GENERALLY AVOID: Grapefruit juice may increase the plasma concentrations of cannabidiol. The proposed mechanism is inhibition of CYP450 3A4-mediated metabolism of cannabidiol by certain compounds present in grapefruit. The interaction has not been studied, but the product labeling for cannabidiol recommends consideration of a dosage reduction when used with strong or moderate inhibitors of CYP450 3A4. In general, the effect of grapefruit juice is concentration-, dose- and preparation-dependent, and can vary widely among brands. Certain preparations of grapefruit juice (e.g., high dose, double strength) have sometimes demonstrated potent inhibition of CYP450 3A4, while other preparations (e.g., low dose, single strength) have typically demonstrated moderate inhibition.

MANAGEMENT: Cannabidiol should be taken about the same time each day consistently either with or without food. Patients should limit the consumption of grapefruit and grapefruit juice. If they are coadministered, cannabidiol levels should be monitored and the dosage adjusted as necessary.

Therapeutic duplication warnings

No warnings were found for your selected drugs.

Therapeutic duplication warnings are only returned when drugs within the same group exceed the recommended therapeutic duplication maximum.

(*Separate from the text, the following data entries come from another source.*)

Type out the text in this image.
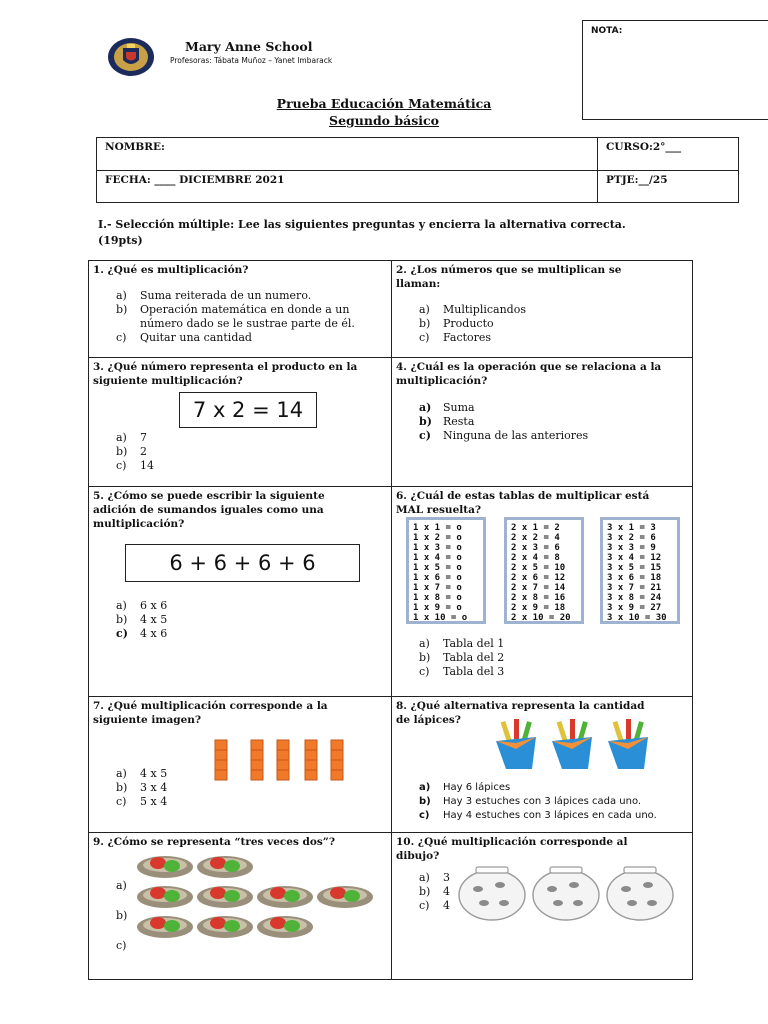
Mary Anne School
Profesoras: Tábata Muñoz – Yanet Imbarack
NOTA:
Prueba Educación Matemática
Segundo básico
NOMBRE:	CURSO:2°___
FECHA: ____ DICIEMBRE 2021	PTJE:__/25
I.- Selección múltiple: Lee las siguientes preguntas y encierra la alternativa correcta.
(19pts)
1. ¿Qué es multiplicación?
a) Suma reiterada de un numero.
b) Operación matemática en donde a un
número dado se le sustrae parte de él.
c) Quitar una cantidad
2. ¿Los números que se multiplican se
llaman:
a) Multiplicandos
b) Producto
c) Factores
3. ¿Qué número representa el producto en la
siguiente multiplicación?
7 x 2 = 14
a) 7
b) 2
c) 14
4. ¿Cuál es la operación que se relaciona a la
multiplicación?
a) Suma
b) Resta
c) Ninguna de las anteriores
5. ¿Cómo se puede escribir la siguiente
adición de sumandos iguales como una
multiplicación?
6 + 6 + 6 + 6
a) 6 x 6
b) 4 x 5
c) 4 x 6
6. ¿Cuál de estas tablas de multiplicar está
MAL resuelta?
1 x 1 = o
1 x 2 = o
1 x 3 = o
1 x 4 = o
1 x 5 = o
1 x 6 = o
1 x 7 = o
1 x 8 = o
1 x 9 = o
1 x 10 = o
2 x 1 = 2
2 x 2 = 4
2 x 3 = 6
2 x 4 = 8
2 x 5 = 10
2 x 6 = 12
2 x 7 = 14
2 x 8 = 16
2 x 9 = 18
2 x 10 = 20
3 x 1 = 3
3 x 2 = 6
3 x 3 = 9
3 x 4 = 12
3 x 5 = 15
3 x 6 = 18
3 x 7 = 21
3 x 8 = 24
3 x 9 = 27
3 x 10 = 30
a) Tabla del 1
b) Tabla del 2
c) Tabla del 3
7. ¿Qué multiplicación corresponde a la
siguiente imagen?
a) 4 x 5
b) 3 x 4
c) 5 x 4
8. ¿Qué alternativa representa la cantidad
de lápices?
a) Hay 6 lápices
b) Hay 3 estuches con 3 lápices cada uno.
c) Hay 4 estuches con 3 lápices en cada uno.
9. ¿Cómo se representa “tres veces dos”?
a)
b)
c)
10. ¿Qué multiplicación corresponde al
dibujo?
a) 3
b) 4
c) 4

Drug Interaction Classification

These classifications are only a guideline. The relevance of a particular drug interaction to a specific individual is difficult to determine. Always consult your healthcare provider before starting or stopping any medication.
Major Highly clinically significant. Avoid combinations; the risk of the interaction outweighs the benefit.
Moderate Moderately clinically significant. Usually avoid combinations; use it only under special circumstances.
Minor Minimally clinically significant. Minimize risk; assess risk and consider an alternative drug, take steps to circumvent the interaction risk and/or institute a monitoring plan.
Unknown No interaction information available.

Further information

Always consult your healthcare provider to ensure the information displayed on this page applies to your personal circumstances.